Sunday 21 August 2011

LHC@home 2.0 - towards a virtual atom smasher

The Citizen Cyberscience Centre was in the news just about everywhere last week, thanks to a CERN press release that mentioned the testing of the new LHC@home 2.0 volunteer computing project. The CCC has played a crucial role in developing this project, thanks to support from the Shuttleworth Foundation.

We are flabbergasted! The interest has exceeded the wildest dreams of all of us at the CCC and our CERN colleagues. And thanks to the press coverage and avid retweeting of the news, the response in terms of number of people trying to register to this new project has been phenomenal.

A week ago, we reached 8000 registered users which pushed the number of computers simultaneously connected to our server well over 1000. To give a sense of scale, with just 100 simultaneous connections we had already reached the equivalent of all the computing power at CERN that the physicists who developed this project have access to. So getting more than 10x that in just a few days boggled our minds - and also bogged down our servers! We're going to open gradually to more participants in the near future. We'll then stabilize for a while before further increases.

This was announced as a beta-test to explore the limitations of our system, and we certainly succeeded in doing that, thanks to the support of the volunteer community. Particular thanks to all the experienced BOINC users in the forums who have been patiently explaining to newcomers that this sort of thing is normal in a beta-test. And hats off to our technical crew (which is basically just Artem and Anton in Geneva and Daniel in Madrid) who have been working literally around the clock to get the system running smoothly again.

Just what does this mean for LHC physics? To put that in colourful perspective, here's a quote from a great article by Jacqui Hayes, editor of International Science Grid this Week, interviewing amongst other Peter Skands, the lead physicist on the project:

“We would never be able to simulate as many events as the LHC,” Skands said. “The fastest Monte Carlo I have would produce one collision per millisecond, on average. But the LHC produces 40 million per second.”

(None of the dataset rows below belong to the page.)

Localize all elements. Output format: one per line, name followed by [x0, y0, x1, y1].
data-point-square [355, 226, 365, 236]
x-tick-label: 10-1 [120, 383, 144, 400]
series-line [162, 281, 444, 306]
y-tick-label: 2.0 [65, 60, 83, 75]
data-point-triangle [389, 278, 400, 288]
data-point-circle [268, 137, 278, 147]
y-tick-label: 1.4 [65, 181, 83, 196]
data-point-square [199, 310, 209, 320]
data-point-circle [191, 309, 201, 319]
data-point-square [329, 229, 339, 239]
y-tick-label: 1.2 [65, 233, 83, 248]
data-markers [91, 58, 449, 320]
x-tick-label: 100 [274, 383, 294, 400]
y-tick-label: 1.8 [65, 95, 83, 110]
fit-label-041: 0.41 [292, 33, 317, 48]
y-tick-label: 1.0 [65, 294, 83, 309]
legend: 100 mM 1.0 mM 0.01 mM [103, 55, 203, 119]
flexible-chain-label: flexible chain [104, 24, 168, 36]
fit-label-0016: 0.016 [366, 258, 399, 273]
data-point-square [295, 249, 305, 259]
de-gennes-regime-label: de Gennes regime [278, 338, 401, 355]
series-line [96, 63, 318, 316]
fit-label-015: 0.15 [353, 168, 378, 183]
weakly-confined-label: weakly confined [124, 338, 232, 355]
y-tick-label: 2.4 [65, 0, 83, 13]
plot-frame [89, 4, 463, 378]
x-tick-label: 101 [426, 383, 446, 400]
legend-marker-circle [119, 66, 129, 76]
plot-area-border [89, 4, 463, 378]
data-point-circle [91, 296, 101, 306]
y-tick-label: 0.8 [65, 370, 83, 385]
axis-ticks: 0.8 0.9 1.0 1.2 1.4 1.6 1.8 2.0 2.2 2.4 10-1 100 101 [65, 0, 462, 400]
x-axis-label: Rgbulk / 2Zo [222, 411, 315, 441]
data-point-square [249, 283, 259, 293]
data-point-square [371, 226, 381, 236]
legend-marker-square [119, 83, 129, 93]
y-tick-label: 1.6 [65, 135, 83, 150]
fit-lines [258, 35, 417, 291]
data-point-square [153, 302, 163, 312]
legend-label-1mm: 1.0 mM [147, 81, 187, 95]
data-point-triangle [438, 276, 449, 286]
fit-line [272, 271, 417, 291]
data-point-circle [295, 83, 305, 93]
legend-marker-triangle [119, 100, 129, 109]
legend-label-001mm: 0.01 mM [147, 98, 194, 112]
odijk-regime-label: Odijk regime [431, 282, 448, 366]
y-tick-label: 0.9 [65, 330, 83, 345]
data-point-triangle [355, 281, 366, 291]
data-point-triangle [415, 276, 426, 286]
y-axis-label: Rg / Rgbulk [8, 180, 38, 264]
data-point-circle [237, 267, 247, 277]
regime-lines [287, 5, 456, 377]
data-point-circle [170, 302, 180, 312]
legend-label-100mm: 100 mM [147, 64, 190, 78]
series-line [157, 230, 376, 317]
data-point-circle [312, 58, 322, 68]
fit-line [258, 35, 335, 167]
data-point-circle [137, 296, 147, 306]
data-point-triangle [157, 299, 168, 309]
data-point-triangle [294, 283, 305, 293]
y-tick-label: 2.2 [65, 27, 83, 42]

At this point of our interview, Skands paused and leant back in his chair. “How many volunteers would we need to produce as many events as the LHC?” He shrugged as he said it, and he meant it merely as a rhetorical question, a nod to the incomprehensible size and speed of the LHC. But, as he started to answer his own question, it suddenly dawned on him that he could actually produce a fully-fledged virtual atom smasher if just 40,000 volunteers ran his Monte Carlo simulations at the same time.

Until that point, Skands had been hoping for perhaps 10,000 volunteers on his project.“I never even considered that a possibility before now,” said Skands. “Honest to God, that would be a fun thing to do!”

Fun, indeed! Who knows, maybe by the time you read this blog post, the virtual atom smasher will have caught up with the data rate of it's real world cousin.